「店で提供されているから安全だ」と思わないほうがいい

こうして羅列すると、家畜の種類により問題となる細菌の種類が異なり、ウイルスや寄生虫の心配もあって、判断が複雑にならざるを得ないことがおわかりでしょう。どうも、店の知識がこの複雑さに追いついていません。店で提供されているから安全だ、とは思わないほうがよいでしょう。

現在、肉の生食で大丈夫、と言えるのはまずは、生食用基準を満たした牛肉の刺身やユッケ、たたきなどです。基準をクリアするには、設備投資と講習会を受講した「生食用食肉取扱者」、それに品質のよい肉を速やかに加工提供するフローが必要で、かなりのコストがかかります。当然、高価な一皿になりますので、安すぎる店にはご注意を。

また、馬肉は、冷凍により生食できる、とされています。
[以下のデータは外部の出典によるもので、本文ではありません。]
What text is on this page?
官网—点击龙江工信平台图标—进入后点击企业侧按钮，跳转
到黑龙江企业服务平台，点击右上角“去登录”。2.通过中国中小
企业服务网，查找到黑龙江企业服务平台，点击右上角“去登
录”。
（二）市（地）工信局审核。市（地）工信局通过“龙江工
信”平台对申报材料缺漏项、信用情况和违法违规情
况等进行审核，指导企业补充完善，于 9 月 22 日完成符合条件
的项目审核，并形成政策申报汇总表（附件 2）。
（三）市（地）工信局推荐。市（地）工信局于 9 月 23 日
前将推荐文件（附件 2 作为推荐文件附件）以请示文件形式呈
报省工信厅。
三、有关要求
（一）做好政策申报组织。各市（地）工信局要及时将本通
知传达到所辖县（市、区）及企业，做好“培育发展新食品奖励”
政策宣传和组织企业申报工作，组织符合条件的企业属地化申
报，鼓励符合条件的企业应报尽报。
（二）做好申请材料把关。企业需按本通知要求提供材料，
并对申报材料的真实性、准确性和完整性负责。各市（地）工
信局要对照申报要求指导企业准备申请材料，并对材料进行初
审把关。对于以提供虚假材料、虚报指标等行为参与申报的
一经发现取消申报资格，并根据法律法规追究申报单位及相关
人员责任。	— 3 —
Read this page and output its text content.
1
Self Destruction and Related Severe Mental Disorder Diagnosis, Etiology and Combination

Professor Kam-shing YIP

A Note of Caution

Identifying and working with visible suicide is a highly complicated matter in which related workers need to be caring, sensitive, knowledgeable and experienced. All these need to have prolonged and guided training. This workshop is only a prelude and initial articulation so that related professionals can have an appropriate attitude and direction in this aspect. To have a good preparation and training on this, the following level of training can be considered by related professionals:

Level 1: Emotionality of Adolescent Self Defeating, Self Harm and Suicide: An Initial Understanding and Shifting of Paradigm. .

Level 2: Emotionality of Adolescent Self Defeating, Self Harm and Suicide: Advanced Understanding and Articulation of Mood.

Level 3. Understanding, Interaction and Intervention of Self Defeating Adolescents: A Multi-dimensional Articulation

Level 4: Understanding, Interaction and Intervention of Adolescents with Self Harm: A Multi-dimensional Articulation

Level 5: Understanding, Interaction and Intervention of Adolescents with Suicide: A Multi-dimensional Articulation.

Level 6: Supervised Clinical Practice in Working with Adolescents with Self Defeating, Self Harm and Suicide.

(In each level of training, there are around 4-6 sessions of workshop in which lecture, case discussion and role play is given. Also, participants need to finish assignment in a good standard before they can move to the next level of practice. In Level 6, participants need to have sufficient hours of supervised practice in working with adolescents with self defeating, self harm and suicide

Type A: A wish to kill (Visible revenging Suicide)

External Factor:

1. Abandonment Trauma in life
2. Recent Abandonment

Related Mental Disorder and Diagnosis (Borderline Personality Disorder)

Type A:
腸管出血性大腸菌などが心配ですが、生きている馬自体は腸管出血性大腸菌は持っていないようです。寄生虫サルコシスティス・フェアリーがいるのですが、肉の中心部がマイナス20度で48時間以上冷凍されれば、寄生虫は失活します。そのため現在は、馬刺しなど生食用馬肉は冷凍のうえで出荷されています。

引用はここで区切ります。